Based on arrows, variables rm, dis and crim explained more for cluster 1; variables indus, rad, tax and nox explained more for cluster 2; and variables black, chas and ptratio explained more for clusters 3. Other variables’ role in clustering was much weaker.
#reload the data
bos.s <- as.data.frame(scale(Boston))
#generate cutoff according to quantile
bins <- quantile(bos.s$crim)
#generate a categorical variable "crime" and re-code it
bos.s <- bos.s %>%
mutate(crime = crim %>%
cut(breaks = bins, include.lowest = TRUE) %>%
fct_recode("Low" = "[-0.419,-0.411]",
"MediumLow" = "(-0.411,-0.39]",
"MediumHigh" = "(-0.39,0.00739]",
"High" = "(0.00739,9.92]"))
#remove crim
bos.s <- bos.s %>% select(-crim)
set.seed(2022)
#generate an object containing the number of observations
n <- nrow(bos.s)
#generate a random set of indexing number with n = 80% of the obs.
ind <- sample(1:n, size = n*0.8)
#generate the train set and test
train <- bos.s[ind,]
test <- bos.s[-ind,]#select predictors for train set, with outcome variable removed
model_predictors <- dplyr::select(train, -crime)
# check the dimensions
dim(model_predictors)## [1] 404 13
dim(lda.fit$scaling)## [1] 13 3
# matrix multiplication, saving the resulting matrix into matrix_product
matrix_product <- as.matrix(model_predictors) %*% lda.fit$scaling
#turn matrix into data frame
matrix_product <- as.data.frame(matrix_product)
#plot the 3D plot with LD1, LD2 and LD3
library(plotly)##
## Attaching package: 'plotly'
## The following object is masked from 'package:ggplot2':
##
## last_plot
## The following object is masked from 'package:MASS':
##
## select
## The following object is masked from 'package:stats':
##
## filter
## The following object is masked from 'package:graphics':
##
## layout
p1 <- plot_ly(x = matrix_product$LD1,
y = matrix_product$LD2,
z = matrix_product$LD3,
type= 'scatter3d',
mode='markers',
color = train$crime, #Set the color to be the crime classes of the train set.
size = 2)
p1#select predictors for train set, with outcome variable removed
model_predictors <- dplyr::select(train, -crime)
#get the clusters of k-means for the train set
train.km <- kmeans(model_predictors, centers = 3)
p2 <- plot_ly(x = matrix_product$LD1,
y = matrix_product$LD2,
z = matrix_product$LD3,
type= 'scatter3d',
mode='markers',
color = factor(train.km$cluster), #color defined by clusters of the k-means
size = 1.5)
p2The LDA was trained according to a mathematical category of crime rates (quantiles), which has 4 categories.
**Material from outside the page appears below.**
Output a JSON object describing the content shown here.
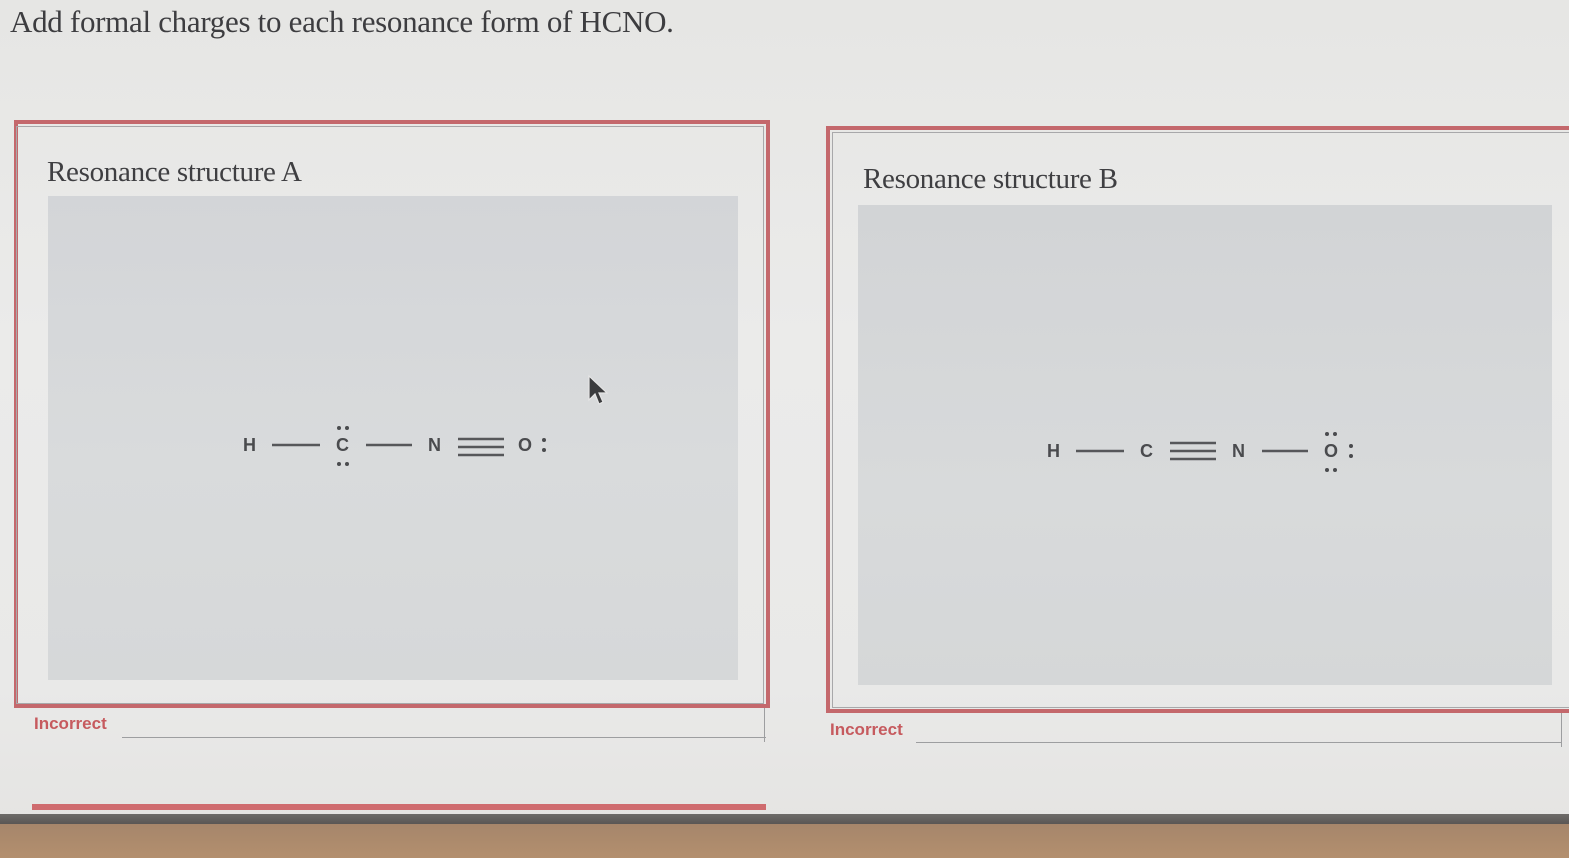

While k = 3 was adopted for the k-means clustering base on the size of within-cluster sum of square. Since LDA is a supervised technique, we know what are each categories represent, which are also labeled in the caption. K-means clustering is a unsupervised method and thus I do not know anything about the real-world representation of the 3 clusters identified before observing closely.
However, by observing the pictures together, it is interesting to find out that, cluster 3 from k-means nicely overlaps with High category from LDA. Also, cluster 2 from k-means roughly overlaps with Low and Medium low categories from LDA. As such, I will re-code categories from LDA according to this finding and see closely on how well results from k-means and LDA are consistent.
train.crime3 <- train %>%
mutate(crime3 = crime %>%
fct_recode("Medium" = "MediumHigh" ,
"Low" = "MediumLow",
"High" = "High",
"Low" = "Low"))
km.cluster <- factor(train.km$cluster)
levels(km.cluster) <- c("Medium","Low","High")accuracy.tab <- table(correct = train.crime3$crime3, kmean.pred = km.cluster)
accuracy.tab ## kmean.pred
## correct Medium Low High
## Low 10 187 15
## Medium 10 48 37
## High 5 0 92
# looping through the 3X3 matrix to add up the columns and rows with same name
correct.n = 0
for (i in 1:3){
correct.c <- accuracy.tab[which(rownames(accuracy.tab) == colnames(accuracy.tab)[i]), i]
correct.n = correct.c+ correct.n
}
# calculate the accuracy rate
correct.n/(nrow(bos.s)*0.8)## [1] 0.7139328
It gets an accuracy rate of 71.3%, greatly outperforming the original LDA model, indicating k-mean cluster could be used as a cue for categorizing continuous variables.
6.4 Comment on the results
Overall, 66.2% of the predictions are correct, showing not quite satisfactory predicting effect of our linear discriminant analysis. Observe the result closely, it is found that the for high and medium high crime rate regions, the analysis did the best predictions, with 90% (47/52) of accuracy. For Low and medium low regions, the predictive effect of our analysis decreased tremendously. This might be the result of a. the violation of the assumption of multivariate normality (but evidence showed even when this is violated, LDA also exhibited good accuracy); b. large number of out-liers in the dependent variable before re-coding (LDA is sensitive to out-liers); c. The small size of category Low in test set; d. better categorization strategy for dependent variable needed (the current categorization is only base on quantiles, which is lack of more evidence-based foundation).